As to what types of attacks might arise, Barda says: “These fragmented systems open new attack vectors for competitive nation-states, criminals, and terrorists to exploit vulnerabilities in a far more distributed infrastructure. This means water districts and municipalities sharing reservoirs also share risks. An example of this is how water asset owners are located in rural areas, although they may have large water supplies. Being on the periphery makes them less likely to receive government funding early on, relative to larger providers, even though they are more susceptible to cybersecurity attacks because of lack of regulation due to their smaller size.”

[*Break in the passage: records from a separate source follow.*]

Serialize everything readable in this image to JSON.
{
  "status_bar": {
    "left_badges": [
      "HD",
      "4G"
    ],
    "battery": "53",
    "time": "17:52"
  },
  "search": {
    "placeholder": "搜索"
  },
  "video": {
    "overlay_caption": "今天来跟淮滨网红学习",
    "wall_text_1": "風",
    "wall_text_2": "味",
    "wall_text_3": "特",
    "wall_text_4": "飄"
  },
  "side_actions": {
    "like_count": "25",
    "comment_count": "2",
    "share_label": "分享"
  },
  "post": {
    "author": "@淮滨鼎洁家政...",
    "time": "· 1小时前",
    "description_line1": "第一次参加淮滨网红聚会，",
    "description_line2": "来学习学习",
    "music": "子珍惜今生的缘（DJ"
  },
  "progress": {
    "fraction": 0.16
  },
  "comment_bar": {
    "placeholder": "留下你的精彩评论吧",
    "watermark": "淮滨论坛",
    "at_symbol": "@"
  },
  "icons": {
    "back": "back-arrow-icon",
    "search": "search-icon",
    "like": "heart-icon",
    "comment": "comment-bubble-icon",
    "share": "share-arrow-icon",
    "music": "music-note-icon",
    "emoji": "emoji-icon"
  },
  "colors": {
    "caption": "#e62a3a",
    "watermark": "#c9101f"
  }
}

Putting in place a protection plan

When considering protective measures, Barda says: “Devising an ICS protection plan can be a daunting task. There’s no one-size-fits-all solution, and in many cases, operators have incomplete visibility into their networks.”

Speaking of his own company’s efforts, Barda draws attention to: “Some companies in the field, such as Radiflow, are working around the globe facing similar issues. While some systems and regulatory protocols may vary by region, the global cybersecurity threat landscape demands the same level of protection regardless of location. Radiflow has helped facilities managers protect their IT environment by introducing the same digitally mirrored virtual environments commonly used in the IT world to prepare teams to mitigate and manage future threats.”